Although the holidays have come and gone, it appears that I can’t let go of one of my favorite seasonal vegetables—sweet potatoes. Sweet potatoes are a fantastic source of beta carotene. They actually contain more beta-carotene than any other fruit or vegetable… including carrots! Sweet potatoes have about five times more calories than pumpkin, mostly due to the high amount of sugar. While sugar might not be great for your health, I love the flavor that it brings to baking. That is why I really enjoy substituting sweet potatoes for pumpkin in recipes.
In true fashion, I swapped in sweet potato for this muffin recipe that originally called for pumpkin. The result is a muffin that is subtly sweet with aromatic hints of cinnamon, cloves, and nutmeg. I would happily serve these muffins to guests for breakfast or even wrap them up as a present, which is exactly what I did for Matt’s mom. Although they might not be test kitchen approved, Matt and I were so addicted to these muffins that we divided them equally between ourselves and neither one of us was willing to share!

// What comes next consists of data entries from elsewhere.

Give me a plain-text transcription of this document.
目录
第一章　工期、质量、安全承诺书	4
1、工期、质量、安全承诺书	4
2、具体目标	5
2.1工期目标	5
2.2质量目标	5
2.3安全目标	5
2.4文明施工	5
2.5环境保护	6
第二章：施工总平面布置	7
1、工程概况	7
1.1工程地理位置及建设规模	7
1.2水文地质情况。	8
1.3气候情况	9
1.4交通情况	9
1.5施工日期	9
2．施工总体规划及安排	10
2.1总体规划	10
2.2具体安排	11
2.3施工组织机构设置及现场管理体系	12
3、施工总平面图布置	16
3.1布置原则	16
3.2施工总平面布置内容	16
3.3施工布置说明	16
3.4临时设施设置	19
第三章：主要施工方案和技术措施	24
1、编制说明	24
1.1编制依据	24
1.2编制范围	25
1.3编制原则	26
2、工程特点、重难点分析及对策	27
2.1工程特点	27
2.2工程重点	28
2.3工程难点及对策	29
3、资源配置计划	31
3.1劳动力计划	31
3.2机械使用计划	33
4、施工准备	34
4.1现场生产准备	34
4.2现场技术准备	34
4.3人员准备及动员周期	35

Sweet Potato Pecan Muffins
Makes about 18 muffins
Ingredients for Topping
3 tablespoons all-purpose flour
3 tablespoons unsalted butter, melted
¼ cup brown sugar
½ cup chopped pecans
¼ teaspoon cinnamon
Ingredients for Muffins
2 cups all-purpose flour
½ teaspoon salt
½ teaspoon baking powder
1 teaspoon baking soda
1 teaspoon ground cloves
1 teaspoon ground cinnamon
1 teaspoon ground nutmeg
1½ cups granulated sugar
¾ cup (1½ sticks) unsalted butter, softened
2 large eggs
15 ounces baked and pureed sweet potatoes
Preheat oven to 350 degrees. Spray two standard muffin pans with non-stick cooking spray.
For the topping, combine flour, butter, sugar, chopped pecans and cinnamon in a small bowl. Set aside.
For the muffins, combine flour, salt, baking powder, baking soda, cloves, cinnamon and nutmeg in a medium bowl and mix well (I like to use a whisk). Set aside. In the bowl of an electric mixer, beat butter and sugar at low speed until just blended. Add eggs one at a time, beating well after each addition; continue beating at medium speed until very light and fluffy, a few minutes. Add sweet potato and beat until combined, scraping down sides of bowl as necessary. Turn speed down to low and mix in flour mixture until just combined.
Use an ice cream scoop to transfer batter to muffin pans, filling each muffin tin about ¾ full. Sprinkle topping evenly over batter. Bake for about 30 minutes. Let cool on rack for about 10 minutes, then turn out onto rack to cool completely (use a butter knife to lift them out of pan).
Heather’s Helpful Hints
When making muffins, always fill any empty muffin tins halfway with water. This ensures that your muffins will bake evenly.